Twitter Inc said in a blog post on Thursday that it is extending its crowdsourced fact-checking initiative by making observations on potentially false tweets available to more individuals on Twitter.
Last year, the social networking site started the Birdwatch project as an innovative experiment in which users were invited to detect deceptive tweets and submit notes refuting the material, which were subsequently attached to the original tweet.
Twitter, like other social media platforms, has long been pressed to do more to prevent the spread of false information among its 217 million daily users.
The Birdwatch pilot program’s 10,000 contributors’ notes have been archived on a separate website.

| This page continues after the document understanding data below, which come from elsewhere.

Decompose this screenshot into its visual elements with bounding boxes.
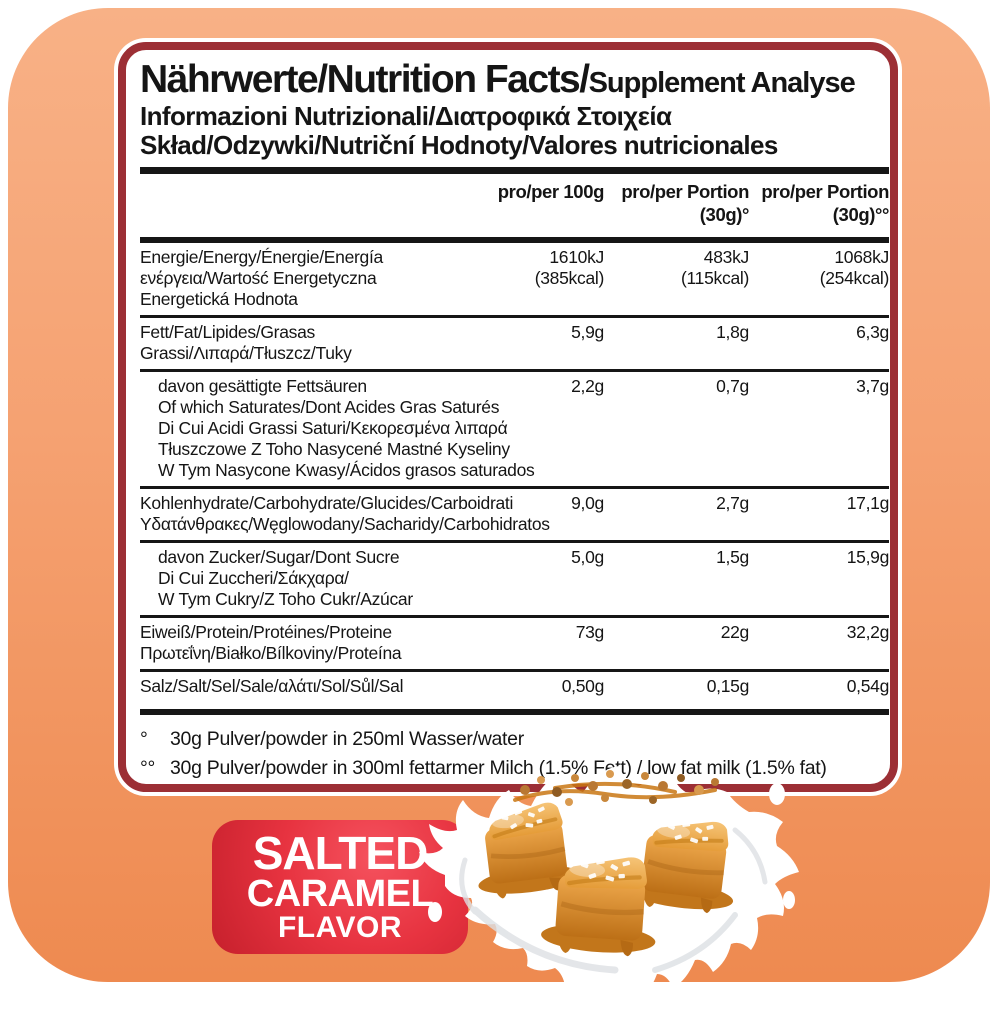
table-column-headers: pro/per 100g pro/per Portion (30g)° pro/… (140, 178, 890, 230)
nutrition-facts-panel: Nährwerte/Nutrition Facts/Supplement Ana… (118, 42, 898, 792)
sugar-per-100g: 5,0g (571, 547, 604, 568)
panel-title-sub: Supplement Analyse (588, 67, 856, 99)
fat-per-portion-water: 1,8g (716, 322, 749, 343)
column-header-portion-milk: pro/per Portion (30g)°° (761, 181, 889, 225)
flavor-badge-line2: CARAMEL (246, 873, 434, 916)
protein-per-portion-milk: 32,2g (846, 622, 890, 643)
divider-thick (140, 237, 889, 244)
saturates-per-100g: 2,2g (571, 376, 604, 397)
table-row-saturates: davon gesättigte Fettsäuren Of which Sat… (140, 369, 889, 486)
column-header-per-100g: pro/per 100g (497, 181, 605, 203)
energy-per-portion-water: 483kJ (115kcal) (681, 247, 749, 289)
flavor-badge-line3: FLAVOR (277, 911, 403, 945)
divider-thick (140, 167, 889, 175)
table-row-fat: Fett/Fat/Lipides/Grasas Grassi/Λιπαρά/Tł… (140, 315, 889, 369)
carbohydrate-per-portion-milk: 17,1g (846, 493, 890, 514)
panel-subtitle-line2: Informazioni Nutrizionali/Διατροφικά Στο… (140, 100, 672, 131)
milk-droplet (783, 891, 795, 909)
salt-per-portion-water: 0,15g (706, 676, 750, 697)
carbohydrate-per-100g: 9,0g (571, 493, 604, 514)
sugar-per-portion-milk: 15,9g (846, 547, 890, 568)
table-row-sugar: davon Zucker/Sugar/Dont Sucre Di Cui Zuc… (140, 540, 889, 615)
panel-subtitle-line3: Skład/Odzywki/Nutriční Hodnoty/Valores n… (140, 130, 778, 161)
fat-per-portion-milk: 6,3g (856, 322, 889, 343)
fat-per-100g: 5,9g (571, 322, 604, 343)
table-row-energy: Energie/Energy/Énergie/Energía ενέργεια/… (140, 247, 890, 310)
energy-per-portion-milk: 1068kJ (254kcal) (819, 247, 890, 289)
flavor-badge: SALTED CARAMEL FLAVOR (212, 820, 468, 954)
footnotes: ° 30g Pulver/powder in 250ml Wasser/wate… (140, 725, 889, 782)
saturates-per-portion-milk: 3,7g (856, 376, 889, 397)
sugar-per-portion-water: 1,5g (716, 547, 749, 568)
footnote-water: ° 30g Pulver/powder in 250ml Wasser/wate… (140, 728, 524, 751)
carbohydrate-per-portion-water: 2,7g (716, 493, 749, 514)
column-header-portion-water: pro/per Portion (30g)° (621, 181, 749, 225)
panel-title-main: Nährwerte/Nutrition Facts/ (140, 58, 590, 101)
nutrition-facts-content: Nährwerte/Nutrition Facts/Supplement Ana… (140, 58, 889, 782)
divider-thick (140, 709, 889, 716)
protein-per-100g: 73g (575, 622, 605, 643)
milk-droplet (428, 902, 442, 922)
nutrition-table: Energie/Energy/Énergie/Energía ενέργεια/… (140, 243, 889, 702)
table-row-carbohydrate: Kohlenhydrate/Carbohydrate/Glucides/Carb… (140, 486, 889, 540)
energy-per-100g: 1610kJ (385kcal) (534, 247, 605, 289)
panel-title: Nährwerte/Nutrition Facts/Supplement Ana… (140, 58, 889, 102)
table-row-salt: Salz/Salt/Sel/Sale/αλάτι/Sol/Sůl/Sal 0,5… (140, 669, 889, 702)
milk-droplet (769, 783, 785, 805)
flavor-badge-line1: SALTED (252, 827, 429, 880)
caramel-milk-splash-illustration (405, 760, 805, 1014)
footnote-milk: °° 30g Pulver/powder in 300ml fettarmer … (140, 756, 827, 779)
nut-crumbs (520, 770, 719, 806)
salt-per-100g: 0,50g (561, 676, 605, 697)
protein-per-portion-water: 22g (720, 622, 750, 643)
saturates-per-portion-water: 0,7g (716, 376, 749, 397)
table-row-protein: Eiweiß/Protein/Protéines/Proteine Πρωτεΐ… (140, 615, 889, 669)
milk-shading (459, 827, 768, 974)
salt-per-portion-milk: 0,54g (846, 676, 890, 697)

According to Twitter, a limited set of randomised users in the United States will now be able to read Birdwatch notes immediately on tweets and score the information’s usefulness.
Twitter stated that it plans to spread Birdwatch to more people in more countries over time.
On Thursday, some Birdwatch comments addressed misinformation about Russia’s invasion of Ukraine last week.
The image of British superstar Paul McCartney waving a Ukrainian flag while on stage in front of a crowd was shared over 17,000 times in a tweet on Feb. 26.
The shot was taken in 2008 at a “Independence Concert” in Kyiv, according to a message attached to the tweet on the Birdwatch site.
People were 20 per cent to 40 per cent less likely to agree with the content of a potentially deceptive tweet after reading a Birdwatch notice about it, according to a poll, than those who viewed the information without the comment.